Another late work, Color Wheel, 2018–19, comprises a group of thirty massive canvases arranged in a circle, each a vivid, monochromatic shade atop which has been painted a single, dripping bar of complementary hue. Writing in a 2020 issue of Artforum, Ida Panicelli described the work as it appeared installed in the rotunda of the Hirshhorn Museum and Sculpture Garden in Washington, DC. “As viewers surrender to the seduction of this feast of colors, all distractions posed by the architecture fall away, and the magnetic power of the circle comes out—a voluptuous, engulfing, nearly mystical vibration that bubbles up through the artist’s systematic endeavor.”
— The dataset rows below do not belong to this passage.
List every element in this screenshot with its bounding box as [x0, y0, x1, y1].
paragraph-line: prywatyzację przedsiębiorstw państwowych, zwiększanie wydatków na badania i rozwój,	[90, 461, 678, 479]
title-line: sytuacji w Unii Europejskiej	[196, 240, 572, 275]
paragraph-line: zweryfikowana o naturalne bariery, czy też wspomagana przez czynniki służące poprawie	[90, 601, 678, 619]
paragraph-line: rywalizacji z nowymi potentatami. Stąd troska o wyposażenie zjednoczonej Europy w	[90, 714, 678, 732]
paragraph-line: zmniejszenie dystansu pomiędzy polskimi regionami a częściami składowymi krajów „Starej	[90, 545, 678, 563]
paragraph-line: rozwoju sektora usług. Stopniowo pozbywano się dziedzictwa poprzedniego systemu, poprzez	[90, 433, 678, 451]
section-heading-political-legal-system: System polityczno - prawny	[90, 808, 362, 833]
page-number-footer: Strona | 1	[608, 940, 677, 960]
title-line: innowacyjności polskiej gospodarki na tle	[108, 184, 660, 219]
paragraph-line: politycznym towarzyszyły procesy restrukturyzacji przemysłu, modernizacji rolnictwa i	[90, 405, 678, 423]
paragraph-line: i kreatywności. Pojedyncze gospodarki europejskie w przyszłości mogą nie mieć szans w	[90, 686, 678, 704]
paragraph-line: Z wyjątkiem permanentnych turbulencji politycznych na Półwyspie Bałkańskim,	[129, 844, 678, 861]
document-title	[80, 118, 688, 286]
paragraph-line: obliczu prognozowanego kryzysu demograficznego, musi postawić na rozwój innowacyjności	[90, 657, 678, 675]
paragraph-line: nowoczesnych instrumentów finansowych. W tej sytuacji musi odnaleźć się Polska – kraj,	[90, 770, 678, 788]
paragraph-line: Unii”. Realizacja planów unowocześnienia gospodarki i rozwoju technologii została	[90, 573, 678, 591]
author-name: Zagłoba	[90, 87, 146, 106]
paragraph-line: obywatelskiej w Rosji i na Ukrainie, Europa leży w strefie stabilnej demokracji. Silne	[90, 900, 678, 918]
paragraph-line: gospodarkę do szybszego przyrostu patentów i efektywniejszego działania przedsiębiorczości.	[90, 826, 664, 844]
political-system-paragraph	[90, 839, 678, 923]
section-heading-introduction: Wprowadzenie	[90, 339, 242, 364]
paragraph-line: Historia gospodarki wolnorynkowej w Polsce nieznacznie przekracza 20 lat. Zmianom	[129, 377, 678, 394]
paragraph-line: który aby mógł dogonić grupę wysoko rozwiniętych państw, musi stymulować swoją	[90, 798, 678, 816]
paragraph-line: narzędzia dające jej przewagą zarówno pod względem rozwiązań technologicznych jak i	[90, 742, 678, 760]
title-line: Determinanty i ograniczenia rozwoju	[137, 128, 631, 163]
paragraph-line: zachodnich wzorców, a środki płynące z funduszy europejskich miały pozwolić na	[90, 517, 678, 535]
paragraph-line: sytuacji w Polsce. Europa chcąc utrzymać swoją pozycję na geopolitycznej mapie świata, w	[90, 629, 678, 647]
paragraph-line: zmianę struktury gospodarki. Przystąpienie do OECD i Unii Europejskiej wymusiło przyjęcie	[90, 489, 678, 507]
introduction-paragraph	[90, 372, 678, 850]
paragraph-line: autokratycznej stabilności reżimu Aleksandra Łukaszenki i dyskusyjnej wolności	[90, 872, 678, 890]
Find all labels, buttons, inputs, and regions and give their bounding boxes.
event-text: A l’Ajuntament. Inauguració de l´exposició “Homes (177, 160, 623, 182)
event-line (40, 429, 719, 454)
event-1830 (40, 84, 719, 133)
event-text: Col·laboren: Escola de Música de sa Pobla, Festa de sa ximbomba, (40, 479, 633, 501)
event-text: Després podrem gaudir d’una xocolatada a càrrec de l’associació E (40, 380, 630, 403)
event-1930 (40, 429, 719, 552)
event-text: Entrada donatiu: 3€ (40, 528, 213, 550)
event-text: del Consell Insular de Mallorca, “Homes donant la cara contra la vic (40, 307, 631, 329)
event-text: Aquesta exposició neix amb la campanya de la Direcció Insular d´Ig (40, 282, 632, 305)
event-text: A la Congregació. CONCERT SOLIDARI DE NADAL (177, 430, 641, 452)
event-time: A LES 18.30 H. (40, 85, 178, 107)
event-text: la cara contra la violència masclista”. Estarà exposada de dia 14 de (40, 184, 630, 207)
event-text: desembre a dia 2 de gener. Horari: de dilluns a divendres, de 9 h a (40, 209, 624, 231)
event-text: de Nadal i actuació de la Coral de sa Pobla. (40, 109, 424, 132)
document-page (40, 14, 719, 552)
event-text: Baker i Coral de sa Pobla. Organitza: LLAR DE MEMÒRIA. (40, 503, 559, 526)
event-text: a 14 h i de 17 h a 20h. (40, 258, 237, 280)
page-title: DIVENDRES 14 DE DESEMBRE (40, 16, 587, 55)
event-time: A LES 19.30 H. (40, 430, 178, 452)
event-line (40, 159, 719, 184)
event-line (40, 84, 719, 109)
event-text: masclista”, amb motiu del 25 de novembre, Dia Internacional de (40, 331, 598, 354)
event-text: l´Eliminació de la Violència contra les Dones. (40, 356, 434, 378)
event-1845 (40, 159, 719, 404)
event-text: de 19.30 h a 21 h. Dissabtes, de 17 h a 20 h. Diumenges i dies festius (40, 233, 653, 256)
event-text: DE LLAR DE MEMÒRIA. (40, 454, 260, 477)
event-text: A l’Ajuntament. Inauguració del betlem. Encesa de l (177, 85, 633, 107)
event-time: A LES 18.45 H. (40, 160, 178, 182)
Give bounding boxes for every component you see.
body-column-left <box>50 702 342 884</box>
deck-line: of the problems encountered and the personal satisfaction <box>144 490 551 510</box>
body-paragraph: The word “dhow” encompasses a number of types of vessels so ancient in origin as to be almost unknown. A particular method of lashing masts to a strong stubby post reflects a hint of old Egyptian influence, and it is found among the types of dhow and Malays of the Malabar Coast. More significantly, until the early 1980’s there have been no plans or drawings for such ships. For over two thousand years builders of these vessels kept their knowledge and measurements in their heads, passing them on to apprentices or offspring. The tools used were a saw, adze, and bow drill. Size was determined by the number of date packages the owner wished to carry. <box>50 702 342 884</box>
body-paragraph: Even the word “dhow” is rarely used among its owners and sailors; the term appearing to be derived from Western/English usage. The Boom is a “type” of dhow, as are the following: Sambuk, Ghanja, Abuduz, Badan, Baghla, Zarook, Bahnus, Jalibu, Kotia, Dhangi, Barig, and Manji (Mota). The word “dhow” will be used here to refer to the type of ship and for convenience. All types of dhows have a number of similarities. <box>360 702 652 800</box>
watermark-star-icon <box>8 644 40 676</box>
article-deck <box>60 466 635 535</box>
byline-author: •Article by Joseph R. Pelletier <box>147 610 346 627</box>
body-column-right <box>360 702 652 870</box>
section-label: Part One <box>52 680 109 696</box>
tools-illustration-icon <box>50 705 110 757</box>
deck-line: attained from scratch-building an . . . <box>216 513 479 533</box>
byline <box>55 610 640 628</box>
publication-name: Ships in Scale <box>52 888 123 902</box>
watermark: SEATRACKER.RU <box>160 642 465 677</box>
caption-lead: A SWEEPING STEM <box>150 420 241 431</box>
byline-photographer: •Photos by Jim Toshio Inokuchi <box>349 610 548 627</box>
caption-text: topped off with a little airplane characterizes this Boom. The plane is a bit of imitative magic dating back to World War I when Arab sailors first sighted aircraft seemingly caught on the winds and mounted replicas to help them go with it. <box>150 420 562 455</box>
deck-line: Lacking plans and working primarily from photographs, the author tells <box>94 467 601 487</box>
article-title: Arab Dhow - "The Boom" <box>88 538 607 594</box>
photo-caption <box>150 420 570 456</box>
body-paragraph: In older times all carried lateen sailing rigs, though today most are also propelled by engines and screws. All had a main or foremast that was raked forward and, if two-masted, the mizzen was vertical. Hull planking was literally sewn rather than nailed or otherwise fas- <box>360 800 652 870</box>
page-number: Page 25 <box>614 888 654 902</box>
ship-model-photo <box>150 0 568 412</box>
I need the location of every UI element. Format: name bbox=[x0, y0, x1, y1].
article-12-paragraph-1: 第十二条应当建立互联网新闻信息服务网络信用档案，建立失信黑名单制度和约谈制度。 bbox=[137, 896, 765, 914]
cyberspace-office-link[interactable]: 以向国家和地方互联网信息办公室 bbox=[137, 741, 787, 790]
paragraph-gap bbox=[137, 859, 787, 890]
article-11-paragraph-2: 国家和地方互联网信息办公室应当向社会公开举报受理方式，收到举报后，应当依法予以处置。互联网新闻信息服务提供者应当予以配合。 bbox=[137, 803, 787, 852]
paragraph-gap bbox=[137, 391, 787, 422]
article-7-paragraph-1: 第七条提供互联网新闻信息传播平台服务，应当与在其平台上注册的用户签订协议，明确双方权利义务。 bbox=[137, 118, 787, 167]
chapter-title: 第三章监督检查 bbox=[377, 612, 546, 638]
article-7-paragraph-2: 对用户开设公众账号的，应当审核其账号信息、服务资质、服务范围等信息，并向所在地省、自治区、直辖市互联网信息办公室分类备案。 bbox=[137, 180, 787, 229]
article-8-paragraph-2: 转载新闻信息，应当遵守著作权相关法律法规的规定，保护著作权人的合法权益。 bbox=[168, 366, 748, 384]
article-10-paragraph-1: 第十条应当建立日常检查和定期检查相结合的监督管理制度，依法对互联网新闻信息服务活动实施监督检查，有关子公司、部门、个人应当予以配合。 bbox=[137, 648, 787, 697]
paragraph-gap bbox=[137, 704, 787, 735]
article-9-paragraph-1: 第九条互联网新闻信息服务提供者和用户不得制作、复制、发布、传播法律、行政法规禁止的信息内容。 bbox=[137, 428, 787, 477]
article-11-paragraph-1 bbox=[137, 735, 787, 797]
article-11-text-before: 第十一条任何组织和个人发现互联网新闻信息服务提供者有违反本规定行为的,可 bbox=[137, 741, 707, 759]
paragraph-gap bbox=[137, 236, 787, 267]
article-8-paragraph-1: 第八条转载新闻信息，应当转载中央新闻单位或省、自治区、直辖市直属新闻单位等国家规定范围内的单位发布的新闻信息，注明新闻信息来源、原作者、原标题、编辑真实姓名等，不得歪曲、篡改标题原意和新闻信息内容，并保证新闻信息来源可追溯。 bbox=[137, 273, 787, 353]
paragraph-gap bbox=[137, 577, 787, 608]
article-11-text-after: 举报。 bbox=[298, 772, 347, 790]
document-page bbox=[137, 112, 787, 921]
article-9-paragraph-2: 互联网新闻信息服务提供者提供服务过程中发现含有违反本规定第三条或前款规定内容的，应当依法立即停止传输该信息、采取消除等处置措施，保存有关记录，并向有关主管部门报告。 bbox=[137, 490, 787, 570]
Among the grants Steir won in her lifetime were those from the National Endowment for the Arts, in 1973 and 1976; she received a Guggenheim Fellowship in 1982. In 2020, she was the subject of a documentary by Veronica Gonzalez Peña. Her work is held in the permanent collections of major institutions around the world, including the Metropolitan Museum of Art, the Museum of Modern Art, the Solomon R. Guggenheim Museum, and the Whitney Museum of American Art, all in New York; the National Gallery of Art, Washington, DC; the Louvre, Paris; and Tate, London. A survey of her work will open on May 9 at the Parrish Art Museum in Water Mill, New York, where it will remain on view through September 26.
Steir continued painting almost until her death. “She emerged out of minimalism and conceptualism, but Pat created a visual language wholly her own—a new kind of abstraction that encompasses poetry and philosophy, in a practice that also involved writing, performance, and mentoring,” said Marc Payot, president of Hauser & Wirth, Steir’s primary gallery, in a statement. “She was so devoted body and soul to the medium of painting itself, to experimentation, that she has left behind one of the great legacies that will continue to inspire and provoke new conversations. That Pat worked until the very last of her days is testament to the power of her vision and the fierceness of will that really defines great artists.”